1.  FCA fines in 2015: setting the direction for the future?

According to the FCA's figures, the total financial penalties levelled by the FCA in 2015 fell compared to 2014: last year, the total fines amounted to just over £905m, compared to just under £1.5bn in 2014.

However, financial institutions should treat this news with caution. 2014 was a record year for FCA fines: the total was significantly boosted by large fines for benchmark misconduct. The total fines in 2015 still significantly exceeded the total in 2013 and the FCA remained very active in the enforcement sphere last year. The FCA shows no signs of a return to lighter touch regulation and remains committed to its more assertive and intrusive approach. Given the recent response of the acting Chief Executive of the FCA Tracy McDermott to criticisms of the FCA's decision to drop its enquiry into banking culture, and in particular her vigorous denial that the FCA was "going soft" on banks, the possibility of a less interventionist approach in the future seems remote.
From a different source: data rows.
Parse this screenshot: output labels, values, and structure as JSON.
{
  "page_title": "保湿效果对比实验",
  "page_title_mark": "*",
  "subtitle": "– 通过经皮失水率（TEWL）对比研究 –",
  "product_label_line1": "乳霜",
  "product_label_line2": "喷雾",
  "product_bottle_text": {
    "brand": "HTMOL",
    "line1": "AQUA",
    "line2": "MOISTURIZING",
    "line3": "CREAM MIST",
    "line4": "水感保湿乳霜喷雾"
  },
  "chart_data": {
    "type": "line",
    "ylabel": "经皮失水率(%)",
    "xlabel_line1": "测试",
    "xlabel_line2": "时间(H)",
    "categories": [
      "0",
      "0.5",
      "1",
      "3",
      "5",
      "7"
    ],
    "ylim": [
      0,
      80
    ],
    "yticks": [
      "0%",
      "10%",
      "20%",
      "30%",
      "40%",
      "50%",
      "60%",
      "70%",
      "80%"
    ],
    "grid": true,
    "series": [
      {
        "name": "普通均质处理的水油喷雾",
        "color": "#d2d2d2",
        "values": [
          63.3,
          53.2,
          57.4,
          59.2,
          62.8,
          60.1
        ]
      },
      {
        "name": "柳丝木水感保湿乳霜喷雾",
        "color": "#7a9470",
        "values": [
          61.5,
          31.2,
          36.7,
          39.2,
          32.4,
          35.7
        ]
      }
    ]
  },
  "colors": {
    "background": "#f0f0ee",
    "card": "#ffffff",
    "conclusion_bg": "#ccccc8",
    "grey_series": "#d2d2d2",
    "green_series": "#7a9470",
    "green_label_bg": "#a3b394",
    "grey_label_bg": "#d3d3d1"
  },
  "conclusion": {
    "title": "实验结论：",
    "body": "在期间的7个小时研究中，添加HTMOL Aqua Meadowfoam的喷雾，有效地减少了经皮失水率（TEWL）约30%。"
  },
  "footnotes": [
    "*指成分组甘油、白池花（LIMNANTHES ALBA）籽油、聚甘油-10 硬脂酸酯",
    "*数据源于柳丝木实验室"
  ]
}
A convincing trend that does emerge from the figures is that the FCA seems to be making good on its objective of strengthening individual accountability. While fines imposed on individuals in 2014 amounted to just over £2.9m, they increased to over £6.5m in 2015. This reflects not only the higher frequency of fines, but also the increasing size of average fines against individuals. Individual accountability and senior management responsibility continue to be a hot topic for the FCA: it seems likely that it will use its enforcement powers alongside the implementation of the new Senior Managers and Certification Regimes this year to further strengthen the focus on this area.
2.  Final Rules on the Senior Managers Regime for Overseas Banks 
Last August, as covered in this newsletter, the FCA and the PRA published near-final rules on the anticipated application of the new Senior Managers Regime and Certification Regimes to the UK branches of overseas banks. Following the enactment of the necessary legislative changes in November last year, both the FCA and the PRA have now published final rules.
The final versions incorporate few substantive changes from the near final rules, which will come as a relief for institutions preparing for the fast-approaching implementation date of 1 March 2016. This is unsurprising: both the FCA and PRA were conscious of the time frame, opting to publish the near final rules last summer to allow organisations sufficient time to prepare for the implementation of the new regime.
The PRA in particular has only made small corrective changes, most notably in relation to grandfathering arrangements for those already exercising responsibilities which will become Senior Management Functions under the new regime. Affected organisations should be aware that the deadline for grandfathering applications to either the PRA or the FCA is 8 February 2016.
The FCA has made one significant change to the applicability of the Certification Regime and Conduct Rules to non-EEA banks. In the near final rules, the territorial scope was set out as follows: those exercising a "significant harm function" in non-EEA banks would only fall under these rules if they were either based in the UK or "dealing with a UK client". Following concerns that were raised during the consultation process about the breadth of that test, as well as during a separate consultation on extending the regimes to wholesale trading, the final rules have now removed the reference to "dealing with a UK client". The effect is that individuals exercising a significant harm function in a non-EEA bank will only need to be certified if they are actually based in the UK. This change brings non-EEA banks into line with the position for EEA banks. While it is a helpful move, it may well be temporary: the FCA has made it clear that it is an interim measure and that it expects to review the decision once the regimes are fully operational.